INTIMNEWS.COM, PALANGKA RAYA – Dewan Pimpinan Pusat (DPP) Aliansi Penambang Rakyat Kalimantan Tengah (APR-KT) menyuarakan kekhawatiran terhadap kebijakan perizinan pertambangan rakyat yang dinilai berpotensi menyulitkan masyarakat kecil, dalam rapat dengar pendapat (RDP) bersama DPRD Provinsi Kalimantan Tengah, Selasa 14 April 2026.
Ketua DPP APR-KT, Agus Prabowo, menegaskan bahwa regulasi yang terlalu rumit dalam pengurusan izin pertambangan rakyat justru akan berdampak buruk bagi masyarakat, khususnya penambang skala kecil di desa-desa.
Ia menyampaikan bahwa jika proses perizinan dipersulit, maka hanya kelompok masyarakat yang memiliki modal besar yang mampu mengurus izin tersebut, sementara penambang kecil akan semakin terpinggirkan.
“Kalau izin pertambangan rakyat dipersulit, percuma. Nanti hanya orang-orang mampu saja yang bisa mengurus. Sementara masyarakat kecil yang menggantungkan hidup dari aktivitas tambang tradisional akan kesulitan,” ujarnya.

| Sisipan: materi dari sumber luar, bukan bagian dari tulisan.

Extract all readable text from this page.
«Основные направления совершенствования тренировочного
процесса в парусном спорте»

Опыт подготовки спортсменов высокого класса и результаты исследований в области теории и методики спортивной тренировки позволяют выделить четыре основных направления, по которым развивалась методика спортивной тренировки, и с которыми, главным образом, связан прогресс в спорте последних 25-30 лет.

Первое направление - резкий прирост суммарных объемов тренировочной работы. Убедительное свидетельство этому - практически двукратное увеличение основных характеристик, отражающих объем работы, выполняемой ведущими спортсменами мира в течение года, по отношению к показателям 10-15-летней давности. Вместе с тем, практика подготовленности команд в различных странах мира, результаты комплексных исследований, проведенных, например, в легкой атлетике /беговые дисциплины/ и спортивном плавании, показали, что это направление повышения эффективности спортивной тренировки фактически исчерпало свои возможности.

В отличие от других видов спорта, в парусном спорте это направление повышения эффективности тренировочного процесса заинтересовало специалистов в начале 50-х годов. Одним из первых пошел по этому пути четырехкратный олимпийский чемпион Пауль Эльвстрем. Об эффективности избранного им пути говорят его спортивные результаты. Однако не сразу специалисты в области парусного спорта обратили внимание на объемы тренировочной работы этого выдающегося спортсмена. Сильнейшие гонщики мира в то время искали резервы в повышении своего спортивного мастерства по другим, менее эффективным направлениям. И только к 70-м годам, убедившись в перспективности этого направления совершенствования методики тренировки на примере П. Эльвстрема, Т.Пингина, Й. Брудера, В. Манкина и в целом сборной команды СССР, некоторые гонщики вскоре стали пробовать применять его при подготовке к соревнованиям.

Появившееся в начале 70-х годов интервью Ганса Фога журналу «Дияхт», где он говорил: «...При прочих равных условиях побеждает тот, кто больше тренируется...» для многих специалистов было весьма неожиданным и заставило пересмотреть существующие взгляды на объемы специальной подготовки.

Agus menambahkan, kondisi tersebut berpotensi meningkatkan angka kemiskinan baru karena masyarakat tidak lagi memiliki akses pekerjaan yang legal dan layak.
Menurutnya, ketika masyarakat tidak mampu mengurus izin, mereka akan tetap bekerja secara informal dan berisiko dicap sebagai penambang ilegal di wilayahnya sendiri.
“Secara tidak langsung, kebijakan ini bisa menciptakan kemiskinan baru. Apakah Masyarakat akan tetap bekerja, tapi dianggap sebagai penambang liar, karena kendala kesulitan membuat izin,” tegasnya.
APR-KT juga menyoroti pentingnya kemudahan dalam pengurusan Izin Pertambangan Rakyat (IPR), bahkan mengusulkan agar prosesnya dipermudah hingga tanpa biaya bagi masyarakat kecil.
Agus menjelaskan bahwa dengan adanya izin yang mudah diakses, para penambang justru akan lebih patuh terhadap aturan, termasuk kewajiban reklamasi, reboisasi, dan pemulihan lingkungan pascatambang.
Ia menilai, tanpa kemudahan tersebut, masyarakat tidak akan mampu memenuhi standar lingkungan yang ditetapkan pemerintah karena status mereka yang tidak resmi.
“Kalau mereka tidak punya izin, bagaimana bisa dituntut patuh terhadap aturan lingkungan. Justru dengan izin yang mudah, mereka akan ikut aturan,” katanya.
Dalam forum tersebut, APR-KT juga menekankan pentingnya keadilan sosial sebagaimana tertuang dalam sila kelima Pancasila, dengan memastikan akses yang merata terhadap Wilayah Pertambangan Rakyat (WPR).
Selain itu, mereka meminta agar pemerintah pusat tidak mempersulit penetapan WPR di daerah yang memiliki potensi pertambangan, serta melibatkan masyarakat lokal sebelum kebijakan ditetapkan.
APR-KT mengingatkan agar masyarakat lokal tidak hanya menjadi penonton di daerahnya sendiri bahkan dikahwatirkan warga asli daerah tidak didukung akibat ketatnya persyaratan perizinan yang tidak berpihak.
Rapat tersebut turut dihadiri oleh Kepala Dinas Kehutanan Provinsi Kalimantan Tengah dan Kepala Dinas Lingkungan Hidup Provinsi Kalimantan Tengah. Namun, karena pembahasan belum final, informasi hasil rapat masih bersifat sementara dan belum dipublikasikan secara terbuka demi mencapai kesepakatan yang berkeadilan.